Laju pemangsaan didapatkan dari slope atau koefisien regresi yang
dinyatakan dalam satuan kelimpahan prey (sel, individu atau ekor) per jam dan dapat dikonversi menjadi laju pemangsaan harian dalam satuan kelimpahan prey per hari setelah digandakan dengan 24. Perhitungan ini dilakukan pada setiap periode pengamatan (7 periode pengamatan). Untuk pengamatan yang kombinasi prey tunggal fitoplankton dan tungal zooplankton data yang dianalisis terlebih dahulu dikoreksi dengan perubahan kelimpahan pada pengamatan pemangsaan tunggal fitoplankton dan tunggal zooplankton sehingga didapatkan laju pemangsaan bersih oleh predator. Koefisien regresi didapatkan dari perhitungan dalam proses dijelaskan di atas maka didapatkan 7 (tujuh) nilai yakni masing-masing dari satu periode pengamatan. Karena kelimpahan awal predator dan prey berbeda pada waktu inkubasi pertama sekali (jam ke-0) pada setiap periode pengamatan dalam pemangsaan zooplankton terhadap fitoplankton maka nilai koefisien regresi (Y) tersebut diregresikan lagi dengan kelimpahan awal fitoplankton, kelimpahan awal zooplankton dan rasio kelimpahan fitoplankton:zooplankton (variabelvariabel X) menggunakan analisis regresi berganda. Analisis ini bertujuan untuk menjelaskan
hubungan
antara
perubahan
laju
pemangsaan
berdasarkan
kelimpahan awal dan rasio predator-prey. Pendugaan terhadap kelimpahan minimal mangsa untuk terjadinya pemangsaan oleh pemangsa dilakukan menggunakan analisis regresi linier sederhana. Nilai dugaan itu didapat dari nilai koefisien regresi dan intercept dalam persamaan regresi. Pemangsaan (Y) bernilai = 0 pada titik dimana garis persamaan regresi berpotongan dengan sumbu X yang nilainya adalah hasil bagi antara negatif intercept dengan slope.

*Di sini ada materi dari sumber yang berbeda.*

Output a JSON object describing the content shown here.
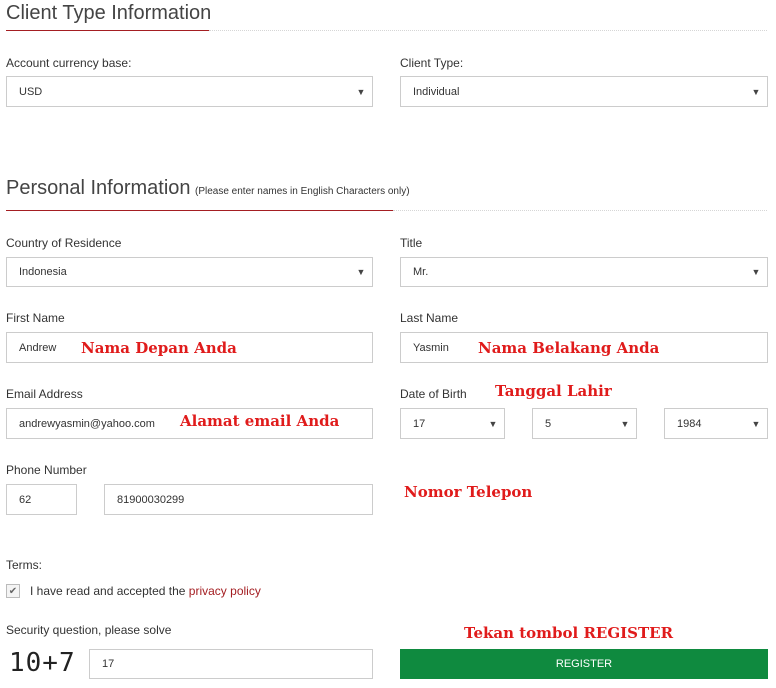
{
  "client_type": {
    "title": "Client Type Information",
    "currency_label": "Account currency base:",
    "currency_value": "USD",
    "client_type_label": "Client Type:",
    "client_type_value": "Individual"
  },
  "personal": {
    "title": "Personal Information",
    "note": "(Please enter names in English Characters only)",
    "country_label": "Country of Residence",
    "country_value": "Indonesia",
    "title_label": "Title",
    "title_value": "Mr.",
    "first_name_label": "First Name",
    "first_name_value": "Andrew",
    "last_name_label": "Last Name",
    "last_name_value": "Yasmin",
    "email_label": "Email Address",
    "email_value": "andrewyasmin@yahoo.com",
    "dob_label": "Date of Birth",
    "dob_day": "17",
    "dob_month": "5",
    "dob_year": "1984",
    "phone_label": "Phone Number",
    "phone_code": "62",
    "phone_number": "81900030299"
  },
  "terms": {
    "label": "Terms:",
    "text": "I have read and accepted the ",
    "link": "privacy policy"
  },
  "security": {
    "label": "Security question, please solve",
    "question": "10+7",
    "answer": "17"
  },
  "register_label": "REGISTER",
  "annotations": {
    "first_name": "Nama Depan Anda",
    "last_name": "Nama Belakang Anda",
    "dob": "Tanggal Lahir",
    "email": "Alamat email Anda",
    "phone": "Nomor Telepon",
    "register": "Tekan tombol REGISTER"
  },
  "colors": {
    "accent_red": "#a41e22",
    "annotation_red": "#e01b1b",
    "register_green": "#0f8a3f"
  },
  "icons": {
    "select_caret": "chevron-down-icon",
    "checkbox": "check-icon"
  }
}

Dalam analisis ini digunakan data
43 akumulasi pemangsaan 6 waktu inkubasi dari 6 periode pengamatan dengan menganggap nilai pemangsaan negatif sama dengan nol. Dinamika Populasi Plankton Dinamika populasi plankton, benur, nener dan larva lain dijelaskan berdasarkan perubahan kelimpahan populasi berdasarkan waktu pengamatan. Untuk menjelaskan bagaimana mekanisme dinamika populasi sehingga terbentuk pola perubahan kelimpahan berdasarkan waktu pengamatan maka digunakan analisis regresi yang digabungkan dengan analisis pemangsaan. Analisis regresi dihitung terhadap data menurut waktu pengamatan dan lokasi yang bersesuaian (variabel Y dan Xt0), variabel Y t0 dengan X t-1 (waktu pengamatan satu periode sebelumnya) dan variabel Y dengan X
t-2
(waktu pengamatan dua periode
sebelumnya). Penggambaran perubahan parameter lingkungan terhadap waktu dilakukan dengan cara memplotkan data pengamatan parameter lingkungan terhadap waktu selama penelitian. Kecenderungan pola perubahan masing-masing untuk fitoplankton, zooplankton, benur, nener dan larva lainnya, dijadikan pedoman untuk melihat korelasi dan menjelaskan pemangsaan. Pendugaan terhadap spesies atau genus yang potensial menjadi makanan benur dan nener dilakukan dengan menjalankan analisis tersebut di atas pada tingkat genus dan kelas plankton. Dengan melihat korelasi pada waktu yang berbeda ini maka dapat diduga waktu efek pemangsaan terhadap populasi pemangsa maupun mangsa berdasarkan besarnya nilai koefisien korelasinya.
Hasil ini digunakan untuk menjelaskan
mekanisme yang membetuk dinamika populasi.